Three big enhancements to Genesys now go beyond such basic passport data. “The portal now allows genebanks to publish phenotypic datasets, subsets of accessions, and images,” said Matija. “During the visits we discuss the new features and work with genebank staff to prepare the data for publication.”
Characterization and evaluation datasets
Genebank staff and their partners routinely grow accessions in the field and record their morphological and agronomic attributes. Such datasets provide researchers and breeders with useful information on which to base requests. Genesys can now handle such datasets, complementing the passport data that has been its bread and butter up to now.
“Passport data doesn’t tell users what the accession looks like and how it performs,” Matija said. “So we’ve built functionality into Genesys to allow genebanks to upload characterization and evaluation datasets too. Genebanks actually focus more on the ‘characterization’ part rather than ‘evaluation,’ which is done by crop specialists. The genebanks will usually characterize the plants when they grow them in the field. They frequently take pictures of the entire plant, leaves, flowers, seeds and fruits.”
The groundwork for this feature started with a project funded by Germany’s Federal Office for Agriculture and Food (BLE). That helped set up the infrastructure required to manage diverse datasets from disparate sources in a way that would allow anyone to understand them.
The actual uploading of the datasets to Genesys is the easy part. “The genebank staff sometimes have to become archaeologists,” Matija said. “Often data is archived and forgotten, especially when staff has retired. Once they find some relevant data, they have to make sense of it: the data requires cleaning before publication on Genesys. Characterization draws on published descriptor lists, but genebanks will often use their own customized descriptors, so we document and publish those too.”
Genesys now makes available more than 400 characterization and evaluation datasets on a wide range of material from cultivated Bambara groundnut to wild rice species. The process of documenting and uploading datasets has been streamlined and is available to all interested genebanks.

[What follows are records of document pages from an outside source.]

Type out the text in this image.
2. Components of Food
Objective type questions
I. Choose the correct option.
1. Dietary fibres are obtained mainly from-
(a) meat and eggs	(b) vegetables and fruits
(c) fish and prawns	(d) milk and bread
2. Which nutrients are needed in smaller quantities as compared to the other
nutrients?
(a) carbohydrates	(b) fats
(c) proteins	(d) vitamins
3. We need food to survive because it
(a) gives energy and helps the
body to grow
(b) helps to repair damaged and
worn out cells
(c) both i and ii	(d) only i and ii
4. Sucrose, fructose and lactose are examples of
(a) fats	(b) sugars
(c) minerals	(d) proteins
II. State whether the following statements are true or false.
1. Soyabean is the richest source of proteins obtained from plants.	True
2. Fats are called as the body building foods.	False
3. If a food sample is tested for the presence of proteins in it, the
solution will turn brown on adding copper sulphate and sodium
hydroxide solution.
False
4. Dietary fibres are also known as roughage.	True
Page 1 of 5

CGIAR genebanks distribute around 100,000 germplasm samples every year. Many prospective genebank users go to Genesys to search for the samples they need. But the information available is all too often still limited to passport data, which means that requesters often err on the side of ordering more material than they need, just to be on the safe side. That’s not very efficient.
Subsets are carefully curated lists of accessions with specific characteristics. A subset can be all wheat varieties that are good for making tortillas, or cowpeas that known to be drought-resistant, or high vitamin D cassava varieties, or the most distributed potatoes. They help users by pre-packaging and presenting groups of accessions that are likely to correspond with their needs.
“Creating a subset is like telling a story,” Matija said. “Curators have a lot of stories about accessions in their collection, and we try to document and share those as subsets. For example, ICRAF has a group of accessions which are considered to be particularly fast-growing timber species. Rather than scouring the literature and then searching individually for accessions, or asking the genebanks manager, a user can just ask for the subset with one click.”
The genebanks have plenty of stories to tell. Genesys now offers more than 100 subsets.
Genesys also enables genebanks to share photographs and other image documentation on their accessions, such as scanned collecting forms.
“A picture is worth a thousand words even for genebank accessions,” Matija said. “You want to see what things look like. Data is useful and you can write about an accession in a dataset. But an image provides information that is hard to capture otherwise. People looking at rice or bean photos can pick things out visually that are difficult to describe in words. Users can make more informed decisions based on images. We help genebank staff organize existing photo archives and link the images to the accessions.”
Genesys now makes available 160,000 images of 115,000 accessions from nine CGIAR genebanks.
Always a work in progress
The recent improvements to Genesys make it easier for users to find the accessions they need and help reveal the enormous diversity of genebank collections. “But data management evolves all the time, and documentation work never ends,” Matija said.